New brain research improving scores at New Buffalo Schools

NEW BUFFALO, Mich. – New, brain research is being used in New Buffalo Elementary School classrooms and the results have been extraordinary.

Instead of teaching the alphabet in a traditional sense, instructors are using a new language to teach reading. It’s called ‘Re-wiring the Brain’. Only a handful of schools in the country are on board.

If you sit in Ms. Selir’s kindergarten classroom you’ll see something, maybe, you’ve never seen before. Every kindergartener is reading a book and pronouncing words that other five and six-year-olds, usually, would never read.

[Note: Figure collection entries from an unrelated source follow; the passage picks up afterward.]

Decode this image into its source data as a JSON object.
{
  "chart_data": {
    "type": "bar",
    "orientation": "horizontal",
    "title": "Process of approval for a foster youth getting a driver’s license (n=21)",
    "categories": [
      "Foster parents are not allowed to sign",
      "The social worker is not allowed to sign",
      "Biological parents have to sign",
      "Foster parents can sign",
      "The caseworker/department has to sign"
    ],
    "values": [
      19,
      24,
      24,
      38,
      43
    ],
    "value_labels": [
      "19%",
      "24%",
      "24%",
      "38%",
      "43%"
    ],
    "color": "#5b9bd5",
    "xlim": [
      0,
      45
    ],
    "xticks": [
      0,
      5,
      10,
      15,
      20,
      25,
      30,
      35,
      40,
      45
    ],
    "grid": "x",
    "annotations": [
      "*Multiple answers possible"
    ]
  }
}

“Fan-tas-tic,” spelled out one of Selir’s students at the chalkboard. Her brain has been re-wired to read the sounds associated with the order of the letters inside of a word, instead of the letters themselves.

“It used to be we just thought it was the 26 letters of the alphabet and that’s it,” said Laura Selir. “But there are 44 sounds the kindergarteners all learn.”

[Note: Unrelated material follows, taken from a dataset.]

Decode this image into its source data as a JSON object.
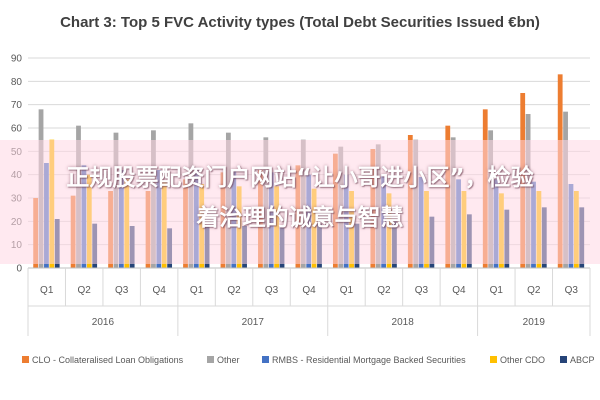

“We now know every child can read if taught the right way,” said Erika Milovich, the Instruction Literary Specialist at New Buffalo Schools.

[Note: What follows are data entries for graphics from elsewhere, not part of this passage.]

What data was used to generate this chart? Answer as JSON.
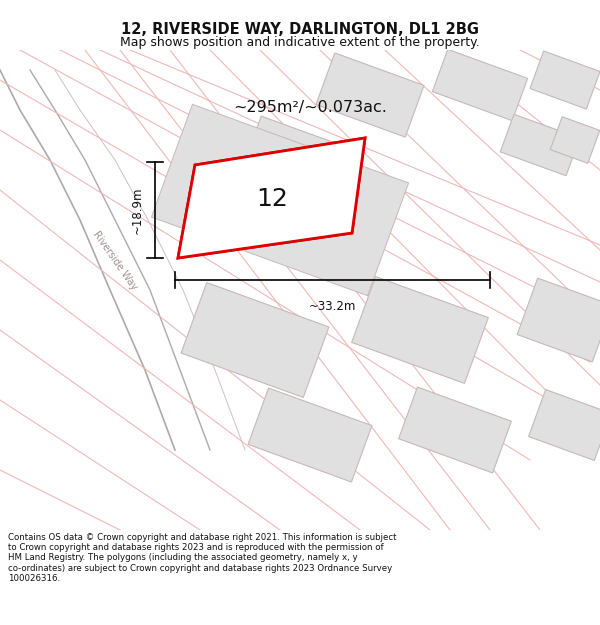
{
  "title_line1": "12, RIVERSIDE WAY, DARLINGTON, DL1 2BG",
  "title_line2": "Map shows position and indicative extent of the property.",
  "footer_text": "Contains OS data © Crown copyright and database right 2021. This information is subject\nto Crown copyright and database rights 2023 and is reproduced with the permission of\nHM Land Registry. The polygons (including the associated geometry, namely x, y\nco-ordinates) are subject to Crown copyright and database rights 2023 Ordnance Survey\n100026316.",
  "area_label": "~295m²/~0.073ac.",
  "number_label": "12",
  "dim_width_label": "~33.2m",
  "dim_height_label": "~18.9m",
  "street_label": "Riverside Way",
  "bg_color": "#ffffff",
  "plot_edge_color": "#dd0000",
  "plot_fill": "#ffffff",
  "road_line_color": "#b0a8a8",
  "grid_line_color": "#f0b8b8",
  "building_fill": "#e0e0e0",
  "building_edge": "#c8b8b8",
  "map_bg": "#ffffff"
}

Milovich helped implement the program in ever grade at the school and said that the results speak for themselves.

On state testing this year New Buffalo improved K-5 reading and writing scores, moving into the top three schools in Berrien County. It was the first time New Buffalo made that mark.

Milovich said it’s just the beginning. ‘Re-wiring the Brain’ is only in its second year. “They’re confident and probably some of the best teachers in the state at reading if not the best in the country,” she said.

Milovich said all New Buffalo students are testing at or above adequate levels for their grade.

‘Re-wiring the Brain’ is only being used in eight classrooms in the United States. All are in Michigan.